Delving into the Aroma of Apprehension: The Sámi Artist Reimagines Tate's Exhibition Space with Reindeer Inspired Exhibit
Guests to Tate Modern are used to surprising displays in its expansive Turbine Hall. They've basked under an artificial sun, descended down amusement rides, and seen robotic sea creatures hovering through the air. But this marks the first time they will be immersing themselves in the intricate nose cavities of a reindeer. The newest artist commission for this cavernous space—created by Indigenous Sámi artist Máret Ánne Sara—encourages patrons into a maze-like structure inspired by the scaled-up inside of a reindeer's nasal cavities. Once inside, they can stroll around or unwind on reindeer hides, tuning in on earphones to Sámi elders imparting tales and wisdom.
Focus on the Nasal Passages
Why choose the nasal structure? It might seem playful, but the artwork honors a rarely recognized natural marvel: experts have found that in less than one second, the reindeer's nose can raise the temperature of the ambient air it inhales by 80°C, allowing the creature to thrive in inhospitable Arctic climates. Expanding the nose to human-scale dimensions, Sara explains, "generates a sense of insignificance that you as a person are not superior over nature." Sara is a former journalist, young adult author, and environmental activist, who comes from a pastoral family in the far north of Norway. "Possibly that fosters the chance to shift your outlook or evoke some humility," she adds.
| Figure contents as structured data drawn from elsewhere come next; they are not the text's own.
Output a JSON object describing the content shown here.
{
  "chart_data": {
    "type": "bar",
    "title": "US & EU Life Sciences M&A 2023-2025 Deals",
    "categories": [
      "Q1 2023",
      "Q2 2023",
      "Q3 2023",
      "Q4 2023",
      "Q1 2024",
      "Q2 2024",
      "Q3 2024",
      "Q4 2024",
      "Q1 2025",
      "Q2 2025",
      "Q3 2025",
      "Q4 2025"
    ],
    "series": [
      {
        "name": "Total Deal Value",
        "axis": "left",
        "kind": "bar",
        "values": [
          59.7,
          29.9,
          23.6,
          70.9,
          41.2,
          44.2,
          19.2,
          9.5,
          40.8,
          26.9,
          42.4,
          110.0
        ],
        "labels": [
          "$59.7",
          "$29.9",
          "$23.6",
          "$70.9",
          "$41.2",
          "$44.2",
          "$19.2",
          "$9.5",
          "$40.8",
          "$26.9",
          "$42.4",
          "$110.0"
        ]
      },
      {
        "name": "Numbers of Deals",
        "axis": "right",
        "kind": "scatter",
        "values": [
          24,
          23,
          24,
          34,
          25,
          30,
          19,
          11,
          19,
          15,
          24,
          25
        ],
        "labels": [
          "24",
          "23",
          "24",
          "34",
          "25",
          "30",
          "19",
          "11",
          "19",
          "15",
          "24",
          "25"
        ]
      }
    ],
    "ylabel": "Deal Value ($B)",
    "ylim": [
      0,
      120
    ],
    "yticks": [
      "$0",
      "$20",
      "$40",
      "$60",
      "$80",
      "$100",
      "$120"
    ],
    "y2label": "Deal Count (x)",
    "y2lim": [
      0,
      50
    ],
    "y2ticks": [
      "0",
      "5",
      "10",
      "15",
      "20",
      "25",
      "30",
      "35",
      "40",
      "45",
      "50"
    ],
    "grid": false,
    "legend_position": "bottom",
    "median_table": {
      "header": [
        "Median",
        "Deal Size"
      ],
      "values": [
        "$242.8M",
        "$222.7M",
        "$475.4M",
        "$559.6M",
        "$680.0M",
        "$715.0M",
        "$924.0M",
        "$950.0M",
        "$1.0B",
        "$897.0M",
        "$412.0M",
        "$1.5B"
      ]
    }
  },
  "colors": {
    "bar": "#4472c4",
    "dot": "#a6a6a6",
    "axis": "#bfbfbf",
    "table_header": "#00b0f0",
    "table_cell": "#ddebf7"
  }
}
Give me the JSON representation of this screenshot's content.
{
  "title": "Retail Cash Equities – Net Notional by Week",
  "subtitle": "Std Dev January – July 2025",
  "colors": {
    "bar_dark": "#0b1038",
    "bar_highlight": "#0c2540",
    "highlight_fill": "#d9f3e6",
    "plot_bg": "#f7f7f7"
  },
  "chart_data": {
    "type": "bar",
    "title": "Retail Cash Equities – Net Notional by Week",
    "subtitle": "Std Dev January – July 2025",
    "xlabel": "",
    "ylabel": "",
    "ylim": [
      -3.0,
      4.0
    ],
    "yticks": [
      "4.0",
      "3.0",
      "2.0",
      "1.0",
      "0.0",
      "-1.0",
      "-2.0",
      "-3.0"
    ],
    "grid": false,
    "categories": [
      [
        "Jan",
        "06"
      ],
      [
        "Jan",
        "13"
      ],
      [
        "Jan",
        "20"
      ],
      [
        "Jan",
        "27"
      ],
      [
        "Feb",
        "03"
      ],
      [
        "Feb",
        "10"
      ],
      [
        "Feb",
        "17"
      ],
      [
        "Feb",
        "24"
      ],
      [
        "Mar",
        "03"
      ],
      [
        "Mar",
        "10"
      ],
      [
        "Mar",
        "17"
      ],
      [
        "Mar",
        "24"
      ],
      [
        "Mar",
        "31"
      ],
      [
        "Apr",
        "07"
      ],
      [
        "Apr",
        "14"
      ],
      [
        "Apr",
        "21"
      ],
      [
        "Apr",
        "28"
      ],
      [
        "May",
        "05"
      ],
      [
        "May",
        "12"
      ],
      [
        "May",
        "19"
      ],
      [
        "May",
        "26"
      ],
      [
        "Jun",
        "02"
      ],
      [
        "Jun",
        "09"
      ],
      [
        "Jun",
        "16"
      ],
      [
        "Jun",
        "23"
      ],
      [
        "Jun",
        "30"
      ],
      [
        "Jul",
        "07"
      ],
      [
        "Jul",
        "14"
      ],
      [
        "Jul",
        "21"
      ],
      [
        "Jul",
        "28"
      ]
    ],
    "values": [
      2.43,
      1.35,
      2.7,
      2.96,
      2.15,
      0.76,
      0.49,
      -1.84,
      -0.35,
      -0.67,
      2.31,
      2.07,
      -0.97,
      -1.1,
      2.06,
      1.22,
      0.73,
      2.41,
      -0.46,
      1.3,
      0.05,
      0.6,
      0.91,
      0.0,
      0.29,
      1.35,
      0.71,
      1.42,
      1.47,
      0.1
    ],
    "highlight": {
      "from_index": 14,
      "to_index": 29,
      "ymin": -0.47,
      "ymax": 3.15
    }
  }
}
A Celebration to Traditional Ways
The winding design is part of a components in Sara's absorbing exhibition showcasing the culture, understanding, and worldview of the Sámi, Europe's only Indigenous people. Partially migratory, the Sámi count about 100,000 people spread across northern Norway, Finland, Sweden, and the Kola region (an area they call Sápmi). They have endured discrimination, integration policies, and repression of their language by all four countries. By focusing on the reindeer, an animal at the heart of the Sámi cosmology and creation story, the art also highlights the community's issues relating to the climate crisis, land dispossession, and external control.
Meaning in Components
At the extended entrance ramp, there's a looming, 26-meter structure of reindeer hides ensnared by utility lines. It can be read as a symbol for the governance and financial structures limiting the Sámi. Part pylon, part heavenly staircase, this part of the artwork, called Goavve-, refers to the Sámi word for an severe climatic event, wherein solid layers of ice appear as varying temperatures liquefy and solidify again the snow, trapping the reindeers' primary cold-season sustenance, moss. The condition is a outcome of planetary warming, which is happening up to four times faster in the Polar region than elsewhere.
Previously, I visited Sara in a remote town during a goavvi winter and joined Sámi pastoralists on their motorized sleds in freezing temperatures as they transported trailers of food pellets on to the wind-scoured frozen landscape to provide through labor. The herd crowded round us, digging the frozen ground in vain for vegetative morsels. This resource-intensive and laborious procedure is having a significant impact on animal rearing—and on the animals' independence. However the alternative is starvation. When such conditions become commonplace, reindeer are perishing—a number from starvation, others drowning after falling into lakes and rivers through unstable frozen surfaces. On one level, the art is a tribute to them. "With the layering of components, in a way I'm introducing the condition to London," says Sara.
Opposing Belief Systems
This artwork also underscores the sharp difference between the western view of electricity as a asset to be utilized for economic benefit and survival and the Sámi outlook of vitality as an innate power in creatures, humans, and land. Tate Modern's history as a coal and oil power station is linked with this, as is what the Sámi consider green colonialism by regional governments. While attempting to be standard bearers for renewable energy, these states have clashed with the Sámi over the development of windfarms, river barriers, and mines on their native soil; the Sámi contend their legal protections, ways of life, and way of life are threatened. "It's challenging being such a limited population to stand your ground when the justifications are grounded in global sustainability," Sara comments. "Resource exploitation has co-opted the discourse of environmentalism, but yet it's just striving to find better ways to maintain patterns of use."
Family Conflicts
The artist and her kin have themselves conflicted with the Norwegian government over its ever-stricter rules on reindeer management. Previously, Sara's sibling undertook a series of unsuccessful lawsuits over the mandatory slaughter of his animals, ostensibly to stop excessive feeding. To back him, Sara developed a four-year series of pieces named Pile O'Sápmi comprising a huge screen of 400 reindeer skulls, which was displayed at the 2017's event Documenta 14 and later purchased by the National Museum of Oslo, where it hangs in the lobby.